L'argument pragmatique : l'indice des Worlds
Cet argument manque peut-être de passion et certains considèrent qu'il est hypocrite sur les bords. Mais la réalité est ce qu'elle est : les équipes concurrentes d'une même région partagent un intérêt commun. Riot Games établit un classement en fonction des résultats aux Worlds et au MSI. Celui-ci détermine alors la hiérarchie internationale avec de vrais effets : nombre de slots (3 ou 4) et statut (appartenance à un chapeau). Pour le moment, l'Europe est 3e du classement et c'est grâce à ça qu'elle a obtenu un 4e slot au mondial cette année. Si les LCS étaient devant, ils auraient récupéré ce slot, laissé vacant par la région russe.
Quand on sait qu'il est extrêmement difficile de se qualifier aux Worlds, avoir une place supplémentaire est une véritable bénédiction. Si on fait un peu plus compliqué, se pose aussi la question de la compétitivité, de l'audience et des sponsors que ramène une équipe européenne qui performe bien à l'international.
L'argument identitaire : la seule alternative à la coupe du monde
Sur League of Legends, il n'y a pas pour le moment de véritable coupe du monde par pays. Le projet est souvent évoqué, mais on ne sait pas s'il aura lieu un jour... Il faut donc se contenter des Worlds, qui sont littéralement des Championnats du monde. Le statut est un peu hybride et avec le système des imports, il est impossible de parler de France vs Brésil.

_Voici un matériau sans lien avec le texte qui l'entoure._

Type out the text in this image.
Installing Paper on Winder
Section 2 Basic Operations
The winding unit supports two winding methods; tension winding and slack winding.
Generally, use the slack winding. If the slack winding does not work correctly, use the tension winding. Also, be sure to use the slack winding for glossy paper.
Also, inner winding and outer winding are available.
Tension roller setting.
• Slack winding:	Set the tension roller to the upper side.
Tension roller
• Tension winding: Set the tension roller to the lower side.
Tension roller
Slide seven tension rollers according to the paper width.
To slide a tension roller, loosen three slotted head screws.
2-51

Mais, il faut quand même souligner qu'il existe un vrai marqueur identitaire au sein des régions compétitives. Si on met de côté l'Amérique du Nord qui aime bien recruter des talents pourtant dans le monde, dans les équipes coréennes, il n'y a que des Coréens. En Chine, il y a une petite ouverture aux Coréens mais la tendance est de moins en moins prégnante. Enfin, si on s'intéresse aux 4 équipes du LEC qui représenteront l'Europe cette année, il y a un Turc et un Coréen sur les 20 joueurs. Le reste est composé de Belges, d'Allemands, de Polonais, d'Espagnols... Alors que les fans de la Karmine Corp aiment bien invoquer le football et son système de supporteurs, il faut imaginer un PSG en ligue des champions avec quasiment que des Français... sans Neymar (Brésil), Messi (Argentine), Verrati (Italie) ou Hakimi (Maroc). On imagine que dans ce cadre, les fans des autres clubs de ligue 1 (OL, LOSC voir OM) seraient plus enclins à soutenir l'équipe.
L'argument émotionnel : quelque chose d'au final très subjectif
Cet argument reprend un peu tous les arguments précédemment cités, en ajoutant une petite dose de pathos. Les fans les plus anciens de League of Legends, les LEC enjoyers, ont appris avec le temps à apprécier tous les joueurs de l'élite européenne. À force de les voir évoluer et de suivre leurs aventures, même en tant que fans concurrents, ils ressentent une proximité avec ces derniers. Certains ont même porté par le passé les couleurs de leur équipe préférée... Si on prend l'exemple de Fnatic, les supporteurs ont sûrement gardé de l'affection pour des figures comme caPs (G2), Nisqy (MAD Lions), Rekkles (Karmine Corp) ou Selfmade (Vitality).
Des dinosaures comme Odoamne (Rogue) ou Jankos (G2) ont aussi gagné l'amour et le respect de tous. On ne sait pas si c'est propre à League of Legends, mais cet attachement émotionnel est un facteur qui rentre en compte dans la solidarité européenne défendue par certains.